The Hill has reached out to MOHELA for comment.
“We’ve heard from hundreds of borrowers that this report speaks to their lived experiences,” said Persis Yu, deputy executive director of the Student Borrower Protection Center and witness at the hearing.
“These failures create obstacles to payment, raise costs, cause distress and drive borrowers to default,” she said.
However, Scott Buchanan, executive director of the Student Loan Servicing Alliance and a fellow witness, said in his written statement that the “so-called” report was the work of “political organizations” dealing in “fiction.”
According to Buchanan, loan service providers have struggled to navigate “constant shifting of expectation” and “programmatic seismic shifts [on top] of the previously existing web of complicating servicing requirements and workflows” from Congress and the Department of Education.

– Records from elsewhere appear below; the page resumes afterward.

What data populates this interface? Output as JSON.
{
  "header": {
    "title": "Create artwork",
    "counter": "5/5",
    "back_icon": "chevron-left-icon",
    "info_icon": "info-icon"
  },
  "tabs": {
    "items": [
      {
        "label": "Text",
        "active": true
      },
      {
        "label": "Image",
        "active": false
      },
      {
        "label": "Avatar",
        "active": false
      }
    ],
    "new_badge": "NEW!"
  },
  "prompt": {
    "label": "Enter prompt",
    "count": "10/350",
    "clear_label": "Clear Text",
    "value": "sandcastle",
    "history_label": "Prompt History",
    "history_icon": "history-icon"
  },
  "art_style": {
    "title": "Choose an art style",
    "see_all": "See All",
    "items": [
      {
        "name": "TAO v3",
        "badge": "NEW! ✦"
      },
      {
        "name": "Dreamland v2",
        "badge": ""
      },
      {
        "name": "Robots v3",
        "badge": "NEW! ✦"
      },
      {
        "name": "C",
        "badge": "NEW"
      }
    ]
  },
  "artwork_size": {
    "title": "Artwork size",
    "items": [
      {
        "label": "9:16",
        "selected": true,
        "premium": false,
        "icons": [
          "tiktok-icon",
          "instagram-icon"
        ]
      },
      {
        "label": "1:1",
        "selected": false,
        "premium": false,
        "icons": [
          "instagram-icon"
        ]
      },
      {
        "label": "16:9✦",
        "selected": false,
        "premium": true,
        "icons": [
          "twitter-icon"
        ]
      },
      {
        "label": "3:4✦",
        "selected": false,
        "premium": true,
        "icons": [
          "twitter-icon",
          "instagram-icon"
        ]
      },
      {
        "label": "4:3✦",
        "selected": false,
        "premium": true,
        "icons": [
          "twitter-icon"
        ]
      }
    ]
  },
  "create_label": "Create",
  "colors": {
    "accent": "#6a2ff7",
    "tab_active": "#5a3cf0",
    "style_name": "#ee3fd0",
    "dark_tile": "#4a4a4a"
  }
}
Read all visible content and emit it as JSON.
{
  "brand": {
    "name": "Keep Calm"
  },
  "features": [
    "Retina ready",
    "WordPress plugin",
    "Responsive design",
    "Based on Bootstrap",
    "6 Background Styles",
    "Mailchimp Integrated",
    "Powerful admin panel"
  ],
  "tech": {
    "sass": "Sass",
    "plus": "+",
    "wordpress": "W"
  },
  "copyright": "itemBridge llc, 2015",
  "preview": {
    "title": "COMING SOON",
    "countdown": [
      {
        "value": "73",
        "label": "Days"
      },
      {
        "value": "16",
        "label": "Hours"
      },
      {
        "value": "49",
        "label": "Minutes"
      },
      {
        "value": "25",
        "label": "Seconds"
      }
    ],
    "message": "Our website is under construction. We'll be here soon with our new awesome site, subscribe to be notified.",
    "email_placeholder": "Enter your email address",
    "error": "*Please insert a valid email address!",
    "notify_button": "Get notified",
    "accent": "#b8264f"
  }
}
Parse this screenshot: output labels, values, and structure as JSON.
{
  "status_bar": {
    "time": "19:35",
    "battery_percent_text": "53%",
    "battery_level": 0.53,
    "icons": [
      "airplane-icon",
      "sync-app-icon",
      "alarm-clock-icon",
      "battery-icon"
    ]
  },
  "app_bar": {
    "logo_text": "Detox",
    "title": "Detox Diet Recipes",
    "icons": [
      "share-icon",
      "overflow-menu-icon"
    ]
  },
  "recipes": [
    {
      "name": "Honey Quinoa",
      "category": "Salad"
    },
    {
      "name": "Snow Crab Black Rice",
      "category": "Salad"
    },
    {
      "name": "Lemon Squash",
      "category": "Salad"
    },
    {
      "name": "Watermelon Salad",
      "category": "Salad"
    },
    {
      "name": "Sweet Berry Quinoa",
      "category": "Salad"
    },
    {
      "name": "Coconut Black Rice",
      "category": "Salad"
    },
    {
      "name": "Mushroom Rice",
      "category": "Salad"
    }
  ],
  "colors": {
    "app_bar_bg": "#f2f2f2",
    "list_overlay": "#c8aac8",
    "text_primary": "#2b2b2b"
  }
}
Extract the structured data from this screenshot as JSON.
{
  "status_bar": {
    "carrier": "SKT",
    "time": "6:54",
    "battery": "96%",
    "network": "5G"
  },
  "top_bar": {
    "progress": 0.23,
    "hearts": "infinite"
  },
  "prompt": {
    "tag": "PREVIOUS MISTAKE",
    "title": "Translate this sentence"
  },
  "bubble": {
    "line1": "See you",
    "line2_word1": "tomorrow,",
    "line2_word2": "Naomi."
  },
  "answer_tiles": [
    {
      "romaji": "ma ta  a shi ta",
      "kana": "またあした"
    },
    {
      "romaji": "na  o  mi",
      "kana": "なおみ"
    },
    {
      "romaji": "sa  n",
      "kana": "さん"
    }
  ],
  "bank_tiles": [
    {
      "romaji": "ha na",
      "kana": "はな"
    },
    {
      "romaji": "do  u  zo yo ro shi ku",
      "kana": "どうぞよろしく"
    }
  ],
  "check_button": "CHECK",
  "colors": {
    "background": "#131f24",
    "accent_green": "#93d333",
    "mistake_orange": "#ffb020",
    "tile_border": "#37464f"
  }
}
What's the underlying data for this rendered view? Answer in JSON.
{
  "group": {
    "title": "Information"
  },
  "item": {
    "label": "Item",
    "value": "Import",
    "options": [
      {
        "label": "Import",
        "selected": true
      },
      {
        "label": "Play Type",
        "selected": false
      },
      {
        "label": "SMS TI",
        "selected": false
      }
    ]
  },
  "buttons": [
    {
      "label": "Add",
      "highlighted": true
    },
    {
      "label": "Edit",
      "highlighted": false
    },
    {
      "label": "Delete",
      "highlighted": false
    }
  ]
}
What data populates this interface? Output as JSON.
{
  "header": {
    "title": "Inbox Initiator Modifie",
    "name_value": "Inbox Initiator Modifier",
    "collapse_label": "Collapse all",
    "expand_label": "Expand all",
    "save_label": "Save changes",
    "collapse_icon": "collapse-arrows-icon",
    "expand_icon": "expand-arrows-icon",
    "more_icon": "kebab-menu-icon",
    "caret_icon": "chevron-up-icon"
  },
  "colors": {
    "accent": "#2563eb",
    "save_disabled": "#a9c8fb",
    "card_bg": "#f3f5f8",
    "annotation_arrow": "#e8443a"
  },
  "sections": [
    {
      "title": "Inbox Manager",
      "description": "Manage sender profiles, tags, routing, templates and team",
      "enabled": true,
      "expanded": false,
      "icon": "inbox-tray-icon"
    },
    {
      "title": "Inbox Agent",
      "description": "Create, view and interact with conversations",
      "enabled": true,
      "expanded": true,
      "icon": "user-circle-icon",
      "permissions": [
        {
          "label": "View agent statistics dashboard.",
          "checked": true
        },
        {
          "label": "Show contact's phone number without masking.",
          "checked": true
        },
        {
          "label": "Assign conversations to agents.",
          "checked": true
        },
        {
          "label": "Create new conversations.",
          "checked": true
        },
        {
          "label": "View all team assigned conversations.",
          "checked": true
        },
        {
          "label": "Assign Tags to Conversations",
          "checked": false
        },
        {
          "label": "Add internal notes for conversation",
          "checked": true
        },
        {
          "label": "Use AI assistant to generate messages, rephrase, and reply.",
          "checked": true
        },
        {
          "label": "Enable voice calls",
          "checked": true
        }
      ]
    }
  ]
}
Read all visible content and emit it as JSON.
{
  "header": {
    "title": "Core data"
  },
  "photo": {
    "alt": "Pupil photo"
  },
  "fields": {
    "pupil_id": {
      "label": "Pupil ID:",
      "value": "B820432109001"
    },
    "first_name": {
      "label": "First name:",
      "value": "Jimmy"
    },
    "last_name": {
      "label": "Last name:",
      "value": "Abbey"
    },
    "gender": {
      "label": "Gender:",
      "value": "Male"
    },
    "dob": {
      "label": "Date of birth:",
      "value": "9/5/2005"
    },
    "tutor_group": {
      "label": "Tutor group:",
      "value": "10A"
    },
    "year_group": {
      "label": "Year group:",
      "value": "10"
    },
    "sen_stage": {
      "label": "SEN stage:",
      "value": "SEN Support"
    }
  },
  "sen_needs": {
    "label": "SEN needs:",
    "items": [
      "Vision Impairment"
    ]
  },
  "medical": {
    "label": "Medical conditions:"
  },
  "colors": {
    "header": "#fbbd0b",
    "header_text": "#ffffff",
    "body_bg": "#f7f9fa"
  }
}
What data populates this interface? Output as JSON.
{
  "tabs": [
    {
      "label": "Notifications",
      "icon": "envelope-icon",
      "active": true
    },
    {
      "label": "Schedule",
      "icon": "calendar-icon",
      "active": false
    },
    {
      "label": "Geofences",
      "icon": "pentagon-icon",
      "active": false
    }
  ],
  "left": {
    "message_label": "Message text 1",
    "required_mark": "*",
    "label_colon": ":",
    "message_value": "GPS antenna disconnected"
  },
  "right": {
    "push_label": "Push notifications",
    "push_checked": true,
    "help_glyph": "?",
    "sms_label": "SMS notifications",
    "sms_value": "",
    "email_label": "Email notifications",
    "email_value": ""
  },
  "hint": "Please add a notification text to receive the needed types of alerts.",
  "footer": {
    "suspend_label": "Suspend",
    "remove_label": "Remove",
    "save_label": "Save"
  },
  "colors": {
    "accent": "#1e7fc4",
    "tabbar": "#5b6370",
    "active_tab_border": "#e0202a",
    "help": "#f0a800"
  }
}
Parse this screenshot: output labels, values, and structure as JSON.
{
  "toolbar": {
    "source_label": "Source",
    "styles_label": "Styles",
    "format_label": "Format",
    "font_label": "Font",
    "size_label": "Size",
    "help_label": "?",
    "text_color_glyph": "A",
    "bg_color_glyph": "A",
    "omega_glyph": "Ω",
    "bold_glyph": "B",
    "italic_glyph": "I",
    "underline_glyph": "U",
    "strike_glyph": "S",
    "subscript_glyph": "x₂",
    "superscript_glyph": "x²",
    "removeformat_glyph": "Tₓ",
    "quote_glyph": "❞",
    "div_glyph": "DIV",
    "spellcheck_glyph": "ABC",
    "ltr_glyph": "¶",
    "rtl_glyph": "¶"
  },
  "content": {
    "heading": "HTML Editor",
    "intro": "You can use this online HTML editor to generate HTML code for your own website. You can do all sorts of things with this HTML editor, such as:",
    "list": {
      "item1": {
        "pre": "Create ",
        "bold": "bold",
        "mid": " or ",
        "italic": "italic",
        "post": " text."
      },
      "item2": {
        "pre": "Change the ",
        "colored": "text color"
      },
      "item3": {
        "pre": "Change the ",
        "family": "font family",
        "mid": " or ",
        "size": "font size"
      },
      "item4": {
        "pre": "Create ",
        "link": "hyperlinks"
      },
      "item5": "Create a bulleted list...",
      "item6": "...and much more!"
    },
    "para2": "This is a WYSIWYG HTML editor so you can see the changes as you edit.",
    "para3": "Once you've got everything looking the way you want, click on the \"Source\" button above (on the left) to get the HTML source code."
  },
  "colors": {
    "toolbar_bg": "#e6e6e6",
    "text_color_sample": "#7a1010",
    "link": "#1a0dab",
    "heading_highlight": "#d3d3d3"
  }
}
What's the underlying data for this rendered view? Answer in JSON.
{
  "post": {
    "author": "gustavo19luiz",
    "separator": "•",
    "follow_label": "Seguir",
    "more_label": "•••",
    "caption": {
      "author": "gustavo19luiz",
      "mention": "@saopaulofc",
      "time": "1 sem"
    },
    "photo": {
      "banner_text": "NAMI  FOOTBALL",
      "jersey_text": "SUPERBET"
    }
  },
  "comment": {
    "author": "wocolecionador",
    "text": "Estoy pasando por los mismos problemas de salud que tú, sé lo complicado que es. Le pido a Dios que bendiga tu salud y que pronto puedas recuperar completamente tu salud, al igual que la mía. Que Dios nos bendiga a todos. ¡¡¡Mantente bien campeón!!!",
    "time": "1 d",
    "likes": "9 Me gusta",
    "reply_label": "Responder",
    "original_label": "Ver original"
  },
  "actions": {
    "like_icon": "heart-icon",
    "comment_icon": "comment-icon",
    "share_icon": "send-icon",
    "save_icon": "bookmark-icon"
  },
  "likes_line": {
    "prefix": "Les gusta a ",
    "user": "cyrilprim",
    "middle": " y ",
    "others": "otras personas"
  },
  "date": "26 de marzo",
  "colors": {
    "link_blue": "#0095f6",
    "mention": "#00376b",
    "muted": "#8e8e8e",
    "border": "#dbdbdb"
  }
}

“I warned Secretary Cardona in a letter dated August 22, 2022 of the issues that would occur because of the lack of proper planning and insufficient time to make staffing and operational changes required,” he said.
Buchanan had said prior to the hearing that he wanted to make clear the “root cause of the issue is not with the servicers, it’s with the program itself.”
But Warren said “servicers had years to prepare, and they still screwed up.”
“Despite receiving numerous warnings, and federal funding throughout the payment pause, every single student loan servicers failed to prepare for the transition back to repayment, every single one,” she said.